Holding Text in Mind/Impact of Active Working Memory

Students take in every letter, word, sentence, and punctuation mark that they read in order to comprehend an author’s intended meaning. Good readers also make use of their own personal experience and existing knowledge as they read. They move information out of short-term memory and into active working memory, where they can think about it in relation to personal experience and existing knowledge.

The ability to hold information together in one’s mind, e.g., to relate new and old information, or to link the end of a story with information from the beginning, is essential to effective comprehension. Active memory plays a key role in this process.
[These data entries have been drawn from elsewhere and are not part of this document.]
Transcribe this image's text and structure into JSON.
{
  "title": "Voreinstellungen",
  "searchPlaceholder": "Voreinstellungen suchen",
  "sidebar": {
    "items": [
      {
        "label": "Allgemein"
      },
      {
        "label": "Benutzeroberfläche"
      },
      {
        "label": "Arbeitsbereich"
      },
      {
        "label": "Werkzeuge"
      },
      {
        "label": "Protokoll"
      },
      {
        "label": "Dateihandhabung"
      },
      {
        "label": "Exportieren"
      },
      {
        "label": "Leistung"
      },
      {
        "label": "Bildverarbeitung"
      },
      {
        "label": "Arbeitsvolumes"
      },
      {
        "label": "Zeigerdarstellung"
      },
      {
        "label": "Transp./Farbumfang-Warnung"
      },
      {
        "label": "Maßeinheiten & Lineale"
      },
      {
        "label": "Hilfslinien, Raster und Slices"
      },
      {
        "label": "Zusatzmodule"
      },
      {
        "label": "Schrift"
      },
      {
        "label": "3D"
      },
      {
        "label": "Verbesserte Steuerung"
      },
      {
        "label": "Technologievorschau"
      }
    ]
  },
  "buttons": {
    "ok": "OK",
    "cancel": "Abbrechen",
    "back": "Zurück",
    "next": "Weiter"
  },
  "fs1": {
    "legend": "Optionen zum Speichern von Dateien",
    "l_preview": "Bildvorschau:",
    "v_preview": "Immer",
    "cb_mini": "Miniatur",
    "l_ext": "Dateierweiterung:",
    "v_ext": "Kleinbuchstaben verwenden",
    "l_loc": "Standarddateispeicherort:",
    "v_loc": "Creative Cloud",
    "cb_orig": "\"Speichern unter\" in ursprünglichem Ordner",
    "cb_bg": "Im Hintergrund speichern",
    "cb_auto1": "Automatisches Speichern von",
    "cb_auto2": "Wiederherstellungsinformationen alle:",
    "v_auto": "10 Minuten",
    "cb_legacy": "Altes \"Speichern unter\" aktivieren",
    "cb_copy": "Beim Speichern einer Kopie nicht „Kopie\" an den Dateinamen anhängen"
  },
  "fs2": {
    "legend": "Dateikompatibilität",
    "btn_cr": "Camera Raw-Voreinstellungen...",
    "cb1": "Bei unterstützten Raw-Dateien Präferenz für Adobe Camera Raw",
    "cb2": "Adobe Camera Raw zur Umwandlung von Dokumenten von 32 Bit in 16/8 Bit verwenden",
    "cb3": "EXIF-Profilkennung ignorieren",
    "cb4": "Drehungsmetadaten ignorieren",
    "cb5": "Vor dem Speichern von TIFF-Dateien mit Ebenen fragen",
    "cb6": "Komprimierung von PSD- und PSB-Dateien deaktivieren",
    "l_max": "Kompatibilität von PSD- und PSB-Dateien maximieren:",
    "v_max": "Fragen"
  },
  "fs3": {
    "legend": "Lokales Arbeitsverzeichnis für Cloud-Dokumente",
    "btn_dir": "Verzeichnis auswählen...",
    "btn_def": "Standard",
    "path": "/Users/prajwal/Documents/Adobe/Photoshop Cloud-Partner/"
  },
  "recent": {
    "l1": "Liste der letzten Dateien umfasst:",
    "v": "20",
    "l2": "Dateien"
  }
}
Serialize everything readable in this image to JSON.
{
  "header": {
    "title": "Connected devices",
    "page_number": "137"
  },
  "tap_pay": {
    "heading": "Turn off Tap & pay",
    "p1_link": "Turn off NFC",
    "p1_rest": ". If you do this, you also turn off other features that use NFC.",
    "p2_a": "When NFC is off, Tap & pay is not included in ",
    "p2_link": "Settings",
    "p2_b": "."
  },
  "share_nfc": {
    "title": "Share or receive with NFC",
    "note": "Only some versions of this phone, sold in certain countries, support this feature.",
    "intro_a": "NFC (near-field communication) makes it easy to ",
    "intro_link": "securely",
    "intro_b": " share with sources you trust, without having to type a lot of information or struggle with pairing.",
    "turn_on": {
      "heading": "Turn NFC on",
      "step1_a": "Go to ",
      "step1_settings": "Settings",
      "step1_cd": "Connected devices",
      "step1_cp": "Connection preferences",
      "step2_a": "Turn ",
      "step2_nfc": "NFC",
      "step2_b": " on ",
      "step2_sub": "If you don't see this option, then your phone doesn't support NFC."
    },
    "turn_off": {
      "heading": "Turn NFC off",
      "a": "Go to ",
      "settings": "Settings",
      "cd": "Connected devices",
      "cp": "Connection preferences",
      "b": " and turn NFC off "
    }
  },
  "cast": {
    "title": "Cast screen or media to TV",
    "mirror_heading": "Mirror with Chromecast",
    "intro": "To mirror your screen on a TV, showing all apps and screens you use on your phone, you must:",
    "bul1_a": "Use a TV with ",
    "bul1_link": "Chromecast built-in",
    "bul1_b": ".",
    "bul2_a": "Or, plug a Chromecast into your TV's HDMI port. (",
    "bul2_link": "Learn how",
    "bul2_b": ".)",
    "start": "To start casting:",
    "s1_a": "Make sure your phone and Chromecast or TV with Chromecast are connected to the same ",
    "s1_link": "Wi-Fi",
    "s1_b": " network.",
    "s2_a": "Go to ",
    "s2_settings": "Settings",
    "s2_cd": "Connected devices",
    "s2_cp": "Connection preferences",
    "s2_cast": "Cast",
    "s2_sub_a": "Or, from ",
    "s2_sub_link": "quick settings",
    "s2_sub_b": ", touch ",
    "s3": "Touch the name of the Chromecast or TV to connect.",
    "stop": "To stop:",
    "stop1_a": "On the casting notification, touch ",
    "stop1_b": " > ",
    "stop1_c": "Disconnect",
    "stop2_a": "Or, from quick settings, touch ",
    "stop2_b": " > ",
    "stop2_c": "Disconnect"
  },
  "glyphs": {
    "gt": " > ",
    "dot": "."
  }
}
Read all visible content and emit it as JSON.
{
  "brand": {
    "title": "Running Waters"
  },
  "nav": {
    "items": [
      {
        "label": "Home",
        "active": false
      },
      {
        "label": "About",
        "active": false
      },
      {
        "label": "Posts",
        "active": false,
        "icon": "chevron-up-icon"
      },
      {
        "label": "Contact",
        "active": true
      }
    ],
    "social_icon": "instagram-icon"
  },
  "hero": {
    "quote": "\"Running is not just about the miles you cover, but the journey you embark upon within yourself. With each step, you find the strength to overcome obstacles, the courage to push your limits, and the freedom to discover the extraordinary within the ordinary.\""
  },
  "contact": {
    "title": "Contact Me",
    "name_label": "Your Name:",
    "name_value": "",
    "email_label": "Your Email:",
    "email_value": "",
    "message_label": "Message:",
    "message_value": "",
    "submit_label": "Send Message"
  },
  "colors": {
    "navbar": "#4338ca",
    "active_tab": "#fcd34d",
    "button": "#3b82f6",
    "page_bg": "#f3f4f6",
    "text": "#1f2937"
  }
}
Here are some strategies for enhancing students' reading comprehension by focusing on active working memory.

Helpful Hints

  • Confirm that students’ skills in word decoding (reading words rapidly and accurately) are at, or near grade level. Provide opportunities for students to make decoding skills "automatic." This will enable them to focus on the meaning of the text as they read, rather than focusing on decoding the words.  
  • Ensure that students are familiar with the important concepts and information contained in the text before they start reading.  
  • Introduce new text by looking at pictures, questions, names, and dates, and ask students to construct an initial idea of what the text is about.  
  • Teach students paraphrasing and summarizing techniques to use while reading, e.g., stopping to restate the main idea or key points after each paragraph.  
  • Encourage students to jot down important points, unknown vocabulary words, etc. as they read (e.g., using post-it notes to mark the location of information).  
  • Have students answer questions about the text as they read.  
  • Encourage students to highlight or underline as they read, and to re-read information that they have underlined.  
  • Stress self-monitoring of comprehension while reading, by encouraging students to ask themselves: “Is this passage about what I thought it was going to be about?,” “Have I linked what I just read to the parts I read earlier?,” etc.  
  • Teach students to use tools to keep track of what they’ve read. For example, have them fill in outlines, complete tables, and create semantic maps to organize and consolidate ideas as they read.